Тем временем Владимир Георгиевич получил наконец возможность встретиться с еще одной свидетельницей, Изольдой Романовой, и допросить ее.
Девушка выглядела неважно после только что перенесенного воспаления легких. Когда Гольст сказал, что хочет поговорить с ней о Борисе Ветрове, на ее бледных худых щеках выступил лихорадочный румянец.
— А при чем здесь я? — волнуясь, спросила она.
— Вы близко знали его? — в свою очередь задал вопрос следователь.
— Близко? — почти с испугом переспросила Изольда. — Нет… Впрочем…
Ну, встречались с ним. Два или три раза.
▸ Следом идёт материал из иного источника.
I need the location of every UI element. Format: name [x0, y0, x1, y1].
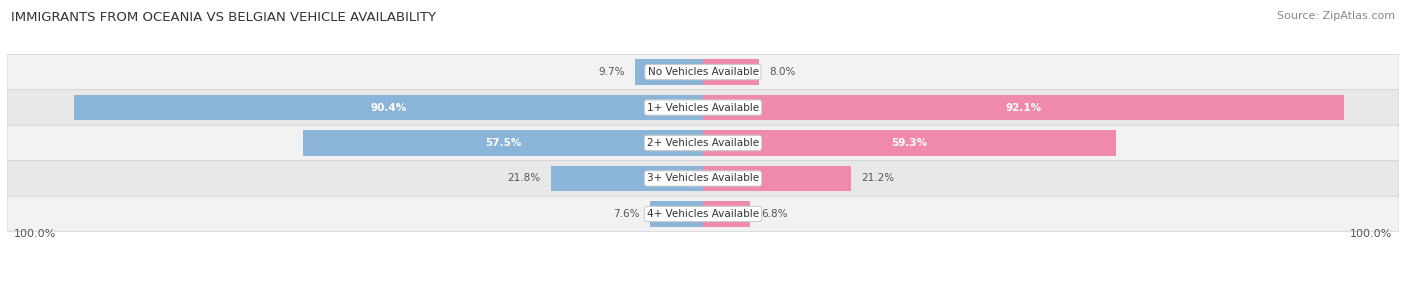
- FancyBboxPatch shape: [7, 54, 1399, 90]
- Bar: [302, 130, 703, 156]
- Bar: [703, 59, 759, 85]
- Text: 3+ Vehicles Available: 3+ Vehicles Available: [647, 174, 759, 184]
- Text: 2+ Vehicles Available: 2+ Vehicles Available: [647, 138, 759, 148]
- FancyBboxPatch shape: [7, 196, 1399, 232]
- Text: Source: ZipAtlas.com: Source: ZipAtlas.com: [1277, 11, 1395, 21]
- Text: No Vehicles Available: No Vehicles Available: [648, 67, 758, 77]
- Text: 59.3%: 59.3%: [891, 138, 928, 148]
- Text: 4+ Vehicles Available: 4+ Vehicles Available: [647, 209, 759, 219]
- Bar: [703, 130, 1116, 156]
- Bar: [703, 201, 751, 227]
- Bar: [551, 166, 703, 191]
- Text: 100.0%: 100.0%: [1350, 229, 1392, 239]
- Text: IMMIGRANTS FROM OCEANIA VS BELGIAN VEHICLE AVAILABILITY: IMMIGRANTS FROM OCEANIA VS BELGIAN VEHIC…: [11, 11, 436, 24]
- Text: 92.1%: 92.1%: [1005, 102, 1042, 112]
- Text: 1+ Vehicles Available: 1+ Vehicles Available: [647, 102, 759, 112]
- Bar: [703, 166, 851, 191]
- Text: 8.0%: 8.0%: [769, 67, 796, 77]
- Text: 21.8%: 21.8%: [508, 174, 541, 184]
- FancyBboxPatch shape: [7, 161, 1399, 196]
- Text: 100.0%: 100.0%: [14, 229, 56, 239]
- Bar: [75, 95, 703, 120]
- Text: 57.5%: 57.5%: [485, 138, 522, 148]
- Text: 9.7%: 9.7%: [599, 67, 626, 77]
- Text: 21.2%: 21.2%: [860, 174, 894, 184]
- FancyBboxPatch shape: [7, 90, 1399, 125]
- Text: 90.4%: 90.4%: [370, 102, 406, 112]
- Bar: [650, 201, 703, 227]
- Text: 6.8%: 6.8%: [761, 209, 787, 219]
- Text: 7.6%: 7.6%: [613, 209, 640, 219]
- Bar: [636, 59, 703, 85]
- Bar: [703, 95, 1344, 120]
- FancyBboxPatch shape: [7, 125, 1399, 161]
В компании.
— Где именно?
— Ну… У одного моего знакомого…
Дома…
Она не знала, куда девать руки.
— Не надо так волноваться, — успокоил девушку Гольст. — Постарайтесь вспомнить,
— Хорошо, — тихо произнесла девушка. — Это было… в декабре прошлого года… Да, в декабре. Я тогда встречалась с другом Бориса Ветрова.
— Фамилия друга?
— Полонский. Его тоже Борисом зовут. Мы слушали музыку, танцевали.
Ветров был со своей девушкой, Леной.
Фамилию не знаю. Вскоре у нас с Полонским произошел разрыв, поэтому с Ветровым я больше не виделась. Вот и все…
— Все? — повторил следователь, внимательно глядя на девушку.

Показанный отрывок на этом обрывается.